Between 1997 and 2007, the number of cases of malignant melanoma in men increased by 84 per cent to 313, while the corresponding figure for women rose by 48 per cent to 354.

During the same period, the number of non-melanoma skin cancers rose by 32 per cent in men and 36 per cent in women.

The Irish Cancer Society published the figures to coincide with the launch of its 2009 SunSmart campaign.

Health protection manager Norma Cronin commented: "People may think that skin cancer happens in other countries, not in Ireland due to our climate. But 80 to 85 per cent of UV rays pass through clouds and Ireland has the third highest rate of malignant melanoma in the EU.

"You may be outdoors watching sport, doing the gardening or just sitting in the park. Don't let UV rays catch you out.

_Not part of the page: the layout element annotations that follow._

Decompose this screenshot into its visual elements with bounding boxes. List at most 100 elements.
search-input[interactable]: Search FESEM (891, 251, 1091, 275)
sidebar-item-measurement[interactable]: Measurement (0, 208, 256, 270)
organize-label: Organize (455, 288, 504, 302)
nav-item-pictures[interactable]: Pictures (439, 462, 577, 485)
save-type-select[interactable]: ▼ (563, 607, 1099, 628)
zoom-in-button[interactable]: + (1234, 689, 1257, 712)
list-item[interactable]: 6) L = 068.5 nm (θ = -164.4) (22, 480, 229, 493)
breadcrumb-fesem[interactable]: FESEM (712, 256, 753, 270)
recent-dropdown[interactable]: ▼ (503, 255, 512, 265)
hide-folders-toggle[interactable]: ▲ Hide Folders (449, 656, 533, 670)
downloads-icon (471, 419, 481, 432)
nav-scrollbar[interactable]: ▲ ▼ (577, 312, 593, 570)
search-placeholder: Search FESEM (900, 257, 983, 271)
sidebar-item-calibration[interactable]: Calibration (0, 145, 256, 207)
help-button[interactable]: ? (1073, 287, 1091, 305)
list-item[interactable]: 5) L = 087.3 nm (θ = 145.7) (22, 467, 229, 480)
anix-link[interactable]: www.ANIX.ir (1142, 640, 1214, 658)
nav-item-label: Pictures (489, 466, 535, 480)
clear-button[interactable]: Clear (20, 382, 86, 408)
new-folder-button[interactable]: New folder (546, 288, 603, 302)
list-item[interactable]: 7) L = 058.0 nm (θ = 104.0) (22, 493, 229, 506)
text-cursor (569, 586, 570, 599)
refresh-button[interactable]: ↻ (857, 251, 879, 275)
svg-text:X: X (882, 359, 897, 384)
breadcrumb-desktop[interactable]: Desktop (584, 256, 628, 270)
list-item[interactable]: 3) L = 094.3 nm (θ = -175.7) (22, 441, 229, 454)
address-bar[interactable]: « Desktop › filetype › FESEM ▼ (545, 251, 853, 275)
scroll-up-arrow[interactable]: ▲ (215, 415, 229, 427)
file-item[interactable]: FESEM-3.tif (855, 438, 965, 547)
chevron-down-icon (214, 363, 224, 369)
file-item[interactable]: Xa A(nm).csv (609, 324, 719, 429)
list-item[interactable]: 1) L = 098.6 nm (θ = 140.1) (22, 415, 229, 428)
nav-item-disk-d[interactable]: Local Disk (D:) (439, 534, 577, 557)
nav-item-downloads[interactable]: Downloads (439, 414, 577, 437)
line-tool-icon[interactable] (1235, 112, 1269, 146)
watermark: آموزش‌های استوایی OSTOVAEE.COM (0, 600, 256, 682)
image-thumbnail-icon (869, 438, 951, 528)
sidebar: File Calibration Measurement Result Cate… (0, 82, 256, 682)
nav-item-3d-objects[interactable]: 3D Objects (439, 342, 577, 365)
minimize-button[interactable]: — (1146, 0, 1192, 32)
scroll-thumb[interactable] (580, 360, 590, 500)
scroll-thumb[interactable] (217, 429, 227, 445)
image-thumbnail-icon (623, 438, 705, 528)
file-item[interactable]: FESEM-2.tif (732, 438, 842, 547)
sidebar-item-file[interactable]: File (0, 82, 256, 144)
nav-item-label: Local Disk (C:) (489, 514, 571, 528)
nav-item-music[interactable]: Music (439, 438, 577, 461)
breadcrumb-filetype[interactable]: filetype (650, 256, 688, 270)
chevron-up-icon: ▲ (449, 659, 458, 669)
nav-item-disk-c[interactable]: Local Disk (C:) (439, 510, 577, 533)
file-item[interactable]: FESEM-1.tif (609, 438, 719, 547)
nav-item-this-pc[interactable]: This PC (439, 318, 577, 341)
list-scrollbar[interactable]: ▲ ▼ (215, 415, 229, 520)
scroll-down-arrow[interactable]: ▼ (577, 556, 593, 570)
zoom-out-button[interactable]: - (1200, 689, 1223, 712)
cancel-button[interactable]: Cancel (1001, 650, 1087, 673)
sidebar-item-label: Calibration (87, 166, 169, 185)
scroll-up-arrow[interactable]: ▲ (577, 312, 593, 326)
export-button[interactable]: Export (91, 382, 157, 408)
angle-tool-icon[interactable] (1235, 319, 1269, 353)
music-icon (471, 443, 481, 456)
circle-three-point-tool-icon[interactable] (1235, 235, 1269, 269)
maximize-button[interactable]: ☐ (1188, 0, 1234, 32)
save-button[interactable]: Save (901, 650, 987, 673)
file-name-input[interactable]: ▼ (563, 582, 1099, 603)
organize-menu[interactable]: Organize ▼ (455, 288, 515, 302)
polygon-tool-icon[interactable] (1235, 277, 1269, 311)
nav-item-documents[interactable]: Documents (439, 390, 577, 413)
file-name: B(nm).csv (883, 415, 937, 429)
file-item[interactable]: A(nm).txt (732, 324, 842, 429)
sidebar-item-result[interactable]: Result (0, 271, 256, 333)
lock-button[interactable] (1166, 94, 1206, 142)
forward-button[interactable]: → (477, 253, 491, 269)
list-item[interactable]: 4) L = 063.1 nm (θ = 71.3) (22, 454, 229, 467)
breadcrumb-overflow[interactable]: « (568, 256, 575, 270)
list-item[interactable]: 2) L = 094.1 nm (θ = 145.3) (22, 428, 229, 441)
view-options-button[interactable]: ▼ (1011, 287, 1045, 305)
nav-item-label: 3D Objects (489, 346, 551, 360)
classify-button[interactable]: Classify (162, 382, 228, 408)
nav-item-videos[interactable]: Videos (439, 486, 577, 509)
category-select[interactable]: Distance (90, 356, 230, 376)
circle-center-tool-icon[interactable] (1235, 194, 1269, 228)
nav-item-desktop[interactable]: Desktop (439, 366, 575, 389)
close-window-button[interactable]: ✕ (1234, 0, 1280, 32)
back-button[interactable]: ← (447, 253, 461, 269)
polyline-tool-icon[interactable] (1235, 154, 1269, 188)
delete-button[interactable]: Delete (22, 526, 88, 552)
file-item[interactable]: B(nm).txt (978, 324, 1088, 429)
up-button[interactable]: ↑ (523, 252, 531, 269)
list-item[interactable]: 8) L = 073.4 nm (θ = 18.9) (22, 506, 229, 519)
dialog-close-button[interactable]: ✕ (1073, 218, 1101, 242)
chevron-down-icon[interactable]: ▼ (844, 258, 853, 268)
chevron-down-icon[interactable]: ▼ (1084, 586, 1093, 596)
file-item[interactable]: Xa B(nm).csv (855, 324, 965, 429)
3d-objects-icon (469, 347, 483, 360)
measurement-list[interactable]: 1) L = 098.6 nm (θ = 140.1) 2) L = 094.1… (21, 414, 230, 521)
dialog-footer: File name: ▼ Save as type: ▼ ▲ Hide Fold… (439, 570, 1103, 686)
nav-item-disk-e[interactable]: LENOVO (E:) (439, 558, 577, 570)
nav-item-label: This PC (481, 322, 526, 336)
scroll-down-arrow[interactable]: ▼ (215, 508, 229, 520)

"It is also important that you check your own skin regularly and look out for any changes that occur in the skin. If you notice a mole change in shape, colour or size, get it checked by your GP."

According to the Irish Cancer Society, 80 to 90 per cent of all skin cancers are caused by the sun's UV rays and could therefore be prevented if people took care of their skin and did not use sunbeds.

People are advised to spend time in the shade in the middle of the day, to wear a t-shirt, hat and sunglasses, and to use at least factor 15 sunscreen.

Henry Scowcroft, science information manager at Cancer Research UK, said: "This mirrors the rise we've seen in the UK, and underlines why both Cancer Research UK and the Irish Cancer Society are running sun awareness campaigns."